You can use collapse when you want to create summary statistics of your data, or some of your variables. Note that collapse works by replacing your data with the summary statistics of each variable that you request. If you are familiar with egen, you can think of collapse as equivalent to egen, except than rather making a new variable it replaces your variables. Additionally, any variables you don’t specify will be dropped. This means this command erases your data. Because of this destructive nature there are several best practices to use around collapse.

Preserve and Restore

It is common you would like to maintain your dataset while outputting some summary statistics. You can quickly do this by preserving, collapsing, and then restoring your data.

sysuse census, clear
preserve
collapse (mean) pop (median) medage, by(region)
save "example.dta", replace
restore 

Asserting beforehand

It is important you code asserts before you collapse to check that you’re variables are what you are expecting. For example, if you think you have a constant var among the variables you are collapsing on - you should check prior to collapsing. If you are wrong, you could not know based on the stat you choose, and it is hard to check after the collapse since the data is gone.

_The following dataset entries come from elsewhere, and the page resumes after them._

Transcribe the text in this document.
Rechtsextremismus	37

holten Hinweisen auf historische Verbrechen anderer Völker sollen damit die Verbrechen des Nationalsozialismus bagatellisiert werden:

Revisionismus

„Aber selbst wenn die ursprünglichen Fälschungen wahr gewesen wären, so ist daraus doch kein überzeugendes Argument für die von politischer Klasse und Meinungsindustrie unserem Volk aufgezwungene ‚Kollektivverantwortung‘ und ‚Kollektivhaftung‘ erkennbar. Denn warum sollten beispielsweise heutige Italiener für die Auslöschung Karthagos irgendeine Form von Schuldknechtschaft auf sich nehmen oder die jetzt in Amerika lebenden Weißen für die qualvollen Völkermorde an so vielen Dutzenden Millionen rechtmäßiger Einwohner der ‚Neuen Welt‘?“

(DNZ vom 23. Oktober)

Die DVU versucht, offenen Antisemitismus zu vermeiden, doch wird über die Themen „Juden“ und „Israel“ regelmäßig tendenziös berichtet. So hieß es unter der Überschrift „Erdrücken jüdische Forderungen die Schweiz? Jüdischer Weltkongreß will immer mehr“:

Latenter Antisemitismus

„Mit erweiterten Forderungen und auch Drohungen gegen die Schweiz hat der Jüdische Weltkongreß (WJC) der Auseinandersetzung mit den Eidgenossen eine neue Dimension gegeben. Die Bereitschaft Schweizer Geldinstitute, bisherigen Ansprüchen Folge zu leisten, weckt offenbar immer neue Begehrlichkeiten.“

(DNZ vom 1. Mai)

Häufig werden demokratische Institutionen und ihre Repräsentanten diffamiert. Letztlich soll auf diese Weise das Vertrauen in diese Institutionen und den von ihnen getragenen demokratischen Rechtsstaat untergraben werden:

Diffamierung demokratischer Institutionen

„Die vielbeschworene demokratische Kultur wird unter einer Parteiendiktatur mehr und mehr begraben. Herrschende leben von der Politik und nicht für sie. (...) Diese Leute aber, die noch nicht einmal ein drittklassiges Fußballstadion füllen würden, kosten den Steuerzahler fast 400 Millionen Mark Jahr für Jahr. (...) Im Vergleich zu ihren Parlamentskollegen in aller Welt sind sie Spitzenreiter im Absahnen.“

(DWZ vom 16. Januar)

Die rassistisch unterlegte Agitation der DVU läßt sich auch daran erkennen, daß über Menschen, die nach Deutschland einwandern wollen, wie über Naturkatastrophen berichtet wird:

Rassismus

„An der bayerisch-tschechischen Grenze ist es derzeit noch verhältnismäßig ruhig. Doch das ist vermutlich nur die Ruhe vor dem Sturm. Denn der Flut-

Explain why you use the statistic you choose

In the comments of your do-file, you should write why you chose the collapse statistic you chose for each variable. This is especially important when multiple statistics would result in the same thing and you chose one arbitrarily. For example, if you have a constant variable for what you are collapsing on, so you pick mean instead of mode or first non missing, this is important for someone to know later. If they are adding in more data and run into errors they need to know why you picked what you did and it will help them understand the data structure and errors.

Using egen, duplicates drop instead

An alternative to using collapse is using egen and the dropping duplicates instead. This way once you make your statistics you can do some assert functions to check that everything was created the way you think they were created.